When you’re done and you’re preparing for your viva, it’ll feel good to read the parts you’re most proud of. The chapter where you reach your amazing conclusions. The masterful description of your methodology. And then within those chapters, you’ll know that there are sections which are superb. You zero in on your favourite paragraphs.

You glance at the rest, because, yeah, you know what’s in your thesis, you wrote it after all. You are in a good position to know what is most important, most valuable, in your thesis. But it’s all necessary. Everything in your thesis has a reason or a purpose or a value, otherwise it wouldn’t be there.

So don’t skip. Don’t skim. Read it all. That could be hard, but read it all at least once after submission – if for no other reason that you can then be sure about what is there. You don’t have a false memory of a chapter or section.

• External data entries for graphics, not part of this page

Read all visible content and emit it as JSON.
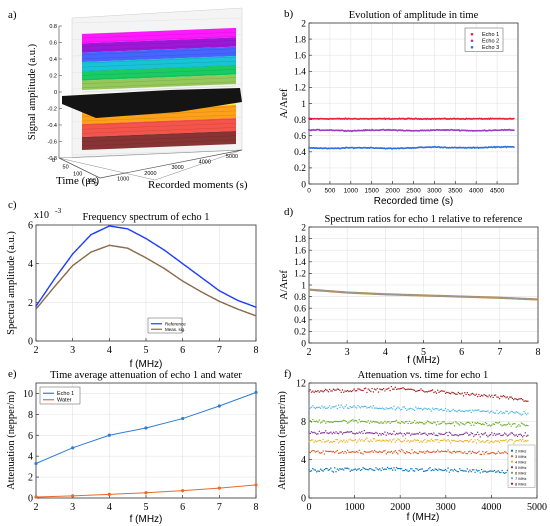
{
  "chart_data": [
    {
      "panel": "a)",
      "type": "surface",
      "title": "",
      "xlabel": "Recorded moments (s)",
      "ylabel": "Time (μs)",
      "zlabel": "Signal amplitude (a.u.)",
      "x_ticks": [
        0,
        1000,
        2000,
        3000,
        4000,
        5000
      ],
      "y_ticks": [
        0,
        50,
        100,
        150
      ],
      "z_ticks": [
        -0.8,
        -0.6,
        -0.4,
        -0.2,
        0,
        0.2,
        0.4,
        0.6,
        0.8
      ],
      "zlim": [
        -0.8,
        0.8
      ],
      "colors": [
        "#ff00ff",
        "#9400d3",
        "#3355ff",
        "#00bcd4",
        "#00c853",
        "#8bc34a",
        "#ffeb3b",
        "#ff9800",
        "#f44336",
        "#7b1f1f"
      ]
    },
    {
      "panel": "b)",
      "type": "scatter",
      "title": "Evolution of amplitude in time",
      "xlabel": "Recorded time (s)",
      "ylabel": "A/Aref",
      "xlim": [
        0,
        5000
      ],
      "ylim": [
        0,
        2
      ],
      "x_ticks": [
        0,
        500,
        1000,
        1500,
        2000,
        2500,
        3000,
        3500,
        4000,
        4500
      ],
      "y_ticks": [
        0,
        0.2,
        0.4,
        0.6,
        0.8,
        1,
        1.2,
        1.4,
        1.6,
        1.8,
        2
      ],
      "legend_position": "top-right",
      "series": [
        {
          "name": "Echo 1",
          "color": "#e8213a",
          "x": [
            0,
            500,
            1000,
            1500,
            2000,
            2500,
            3000,
            3500,
            4000,
            4500,
            4900
          ],
          "y": [
            0.81,
            0.81,
            0.81,
            0.81,
            0.81,
            0.81,
            0.81,
            0.81,
            0.81,
            0.81,
            0.81
          ]
        },
        {
          "name": "Echo 2",
          "color": "#9c3cbf",
          "x": [
            0,
            500,
            1000,
            1500,
            2000,
            2500,
            3000,
            3500,
            4000,
            4500,
            4900
          ],
          "y": [
            0.67,
            0.67,
            0.66,
            0.67,
            0.67,
            0.66,
            0.67,
            0.67,
            0.66,
            0.67,
            0.67
          ]
        },
        {
          "name": "Echo 3",
          "color": "#2d6fe0",
          "x": [
            0,
            500,
            1000,
            1500,
            2000,
            2500,
            3000,
            3500,
            4000,
            4500,
            4900
          ],
          "y": [
            0.45,
            0.44,
            0.45,
            0.45,
            0.44,
            0.45,
            0.46,
            0.45,
            0.45,
            0.46,
            0.46
          ]
        }
      ]
    },
    {
      "panel": "c)",
      "type": "line",
      "title": "Frequency spectrum of echo 1",
      "xlabel": "f (MHz)",
      "ylabel": "Spectral amplitude (a.u.)",
      "exponent_label": "x10",
      "exponent_power": "-3",
      "xlim": [
        2,
        8
      ],
      "ylim": [
        0,
        6
      ],
      "x_ticks": [
        2,
        3,
        4,
        5,
        6,
        7,
        8
      ],
      "y_ticks": [
        0,
        2,
        4,
        6
      ],
      "legend_position": "bottom-right",
      "series": [
        {
          "name": "Reference",
          "color": "#1f3fff",
          "x": [
            2,
            2.5,
            3,
            3.5,
            4,
            4.5,
            5,
            5.5,
            6,
            6.5,
            7,
            7.5,
            8
          ],
          "y": [
            1.8,
            3.2,
            4.5,
            5.5,
            5.95,
            5.8,
            5.3,
            4.7,
            4.0,
            3.3,
            2.6,
            2.1,
            1.75
          ]
        },
        {
          "name": "Meas. sig.",
          "color": "#8b6b4b",
          "x": [
            2,
            2.5,
            3,
            3.5,
            4,
            4.5,
            5,
            5.5,
            6,
            6.5,
            7,
            7.5,
            8
          ],
          "y": [
            1.65,
            2.8,
            3.9,
            4.6,
            4.95,
            4.8,
            4.3,
            3.75,
            3.1,
            2.55,
            2.05,
            1.65,
            1.3
          ]
        }
      ]
    },
    {
      "panel": "d)",
      "type": "line",
      "title": "Spectrum ratios for echo 1 relative to reference",
      "xlabel": "f (MHz)",
      "ylabel": "A/Aref",
      "xlim": [
        2,
        8
      ],
      "ylim": [
        0,
        2
      ],
      "x_ticks": [
        2,
        3,
        4,
        5,
        6,
        7,
        8
      ],
      "y_ticks": [
        0,
        0.2,
        0.4,
        0.6,
        0.8,
        1,
        1.2,
        1.4,
        1.6,
        1.8,
        2
      ],
      "series": [
        {
          "name": "",
          "color": "#b08d5a",
          "x": [
            2,
            3,
            4,
            5,
            6,
            7,
            8
          ],
          "y": [
            0.92,
            0.87,
            0.84,
            0.82,
            0.8,
            0.78,
            0.75
          ]
        }
      ]
    },
    {
      "panel": "e)",
      "type": "line",
      "title": "Time average attenuation of echo 1 and water",
      "xlabel": "f (MHz)",
      "ylabel": "Attenuation (nepper/m)",
      "xlim": [
        2,
        8
      ],
      "ylim": [
        0,
        11
      ],
      "x_ticks": [
        2,
        3,
        4,
        5,
        6,
        7,
        8
      ],
      "y_ticks": [
        0,
        2,
        4,
        6,
        8,
        10
      ],
      "legend_position": "top-left",
      "series": [
        {
          "name": "Echo 1",
          "color": "#2f7bd8",
          "x": [
            2,
            3,
            4,
            5,
            6,
            7,
            8
          ],
          "y": [
            3.3,
            4.8,
            6.0,
            6.7,
            7.6,
            8.8,
            10.1
          ]
        },
        {
          "name": "Water",
          "color": "#e86a2a",
          "x": [
            2,
            3,
            4,
            5,
            6,
            7,
            8
          ],
          "y": [
            0.1,
            0.2,
            0.35,
            0.5,
            0.7,
            0.95,
            1.25
          ]
        }
      ]
    },
    {
      "panel": "f)",
      "type": "scatter",
      "title": "Attenuation vs. time for echo 1",
      "xlabel": "f (MHz)",
      "ylabel": "Attenuation (nepper/m)",
      "xlim": [
        0,
        5000
      ],
      "ylim": [
        0,
        12
      ],
      "x_ticks": [
        0,
        1000,
        2000,
        3000,
        4000,
        5000
      ],
      "y_ticks": [
        0,
        4,
        8,
        12
      ],
      "legend_position": "bottom-right",
      "series": [
        {
          "name": "8 MHz",
          "color": "#a31d1d",
          "x": [
            0,
            1000,
            2000,
            3000,
            4000,
            4800
          ],
          "y": [
            11.2,
            11.2,
            11.4,
            11.0,
            10.6,
            10.2
          ]
        },
        {
          "name": "7 MHz",
          "color": "#4db6e8",
          "x": [
            0,
            1000,
            2000,
            3000,
            4000,
            4800
          ],
          "y": [
            9.4,
            9.5,
            9.3,
            9.2,
            9.0,
            8.8
          ]
        },
        {
          "name": "6 MHz",
          "color": "#6aaa2a",
          "x": [
            0,
            1000,
            2000,
            3000,
            4000,
            4800
          ],
          "y": [
            8.0,
            8.0,
            7.9,
            7.8,
            7.7,
            7.6
          ]
        },
        {
          "name": "5 MHz",
          "color": "#7e2f8e",
          "x": [
            0,
            1000,
            2000,
            3000,
            4000,
            4800
          ],
          "y": [
            6.8,
            6.8,
            6.7,
            6.7,
            6.6,
            6.6
          ]
        },
        {
          "name": "4 MHz",
          "color": "#edb120",
          "x": [
            0,
            1000,
            2000,
            3000,
            4000,
            4800
          ],
          "y": [
            5.9,
            6.0,
            6.0,
            6.0,
            5.9,
            6.0
          ]
        },
        {
          "name": "3 MHz",
          "color": "#d95319",
          "x": [
            0,
            1000,
            2000,
            3000,
            4000,
            4800
          ],
          "y": [
            4.8,
            4.8,
            4.8,
            4.8,
            4.7,
            4.7
          ]
        },
        {
          "name": "2 MHz",
          "color": "#0072bd",
          "x": [
            0,
            1000,
            2000,
            3000,
            4000,
            4800
          ],
          "y": [
            2.9,
            3.0,
            3.0,
            2.9,
            2.8,
            2.7
          ]
        }
      ]
    }
  ]
}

Don’t skip the “bad” stuff because you need to know what’s there. Don’t skip the good stuff because everything can be reinforced and made better.

Best Bit

My favourite thing in my thesis is on pages 33 and 34. I struggled for a couple of weeks on a single detail that I needed in order to prove the most important result in my research. I couldn’t get it. I knew what I needed and I knew intuitively it was true, but I couldn’t see the step.

And one day I took a break, and realised that the result I was aiming for was far bigger than what I needed. I was trying to slice bread with a chainsaw, but couldn’t get the damn thing to start.

As I realised that I needed a much smaller result to prove what I needed, I knew exactly how to prove it! It was a huge feeling of elation after a string of disappointed days. As I wrote down my proof, I realised that this tiny result could also be generalised: I’d spotted the blockage on the chainsaw, and now had the stronger result that I’d not been able to get.

I had a brief tug of war between satisfaction and frustration; thankfully satisfaction won out.

Three-and-a-half questions:
What’s the smallest meaningful result in your thesis?
What are you most satisfied or frustrated by in your research?
What’s the best bit of your thesis? Why?

Stepping back when doing research is important. Stepping back afterwards helps you grow.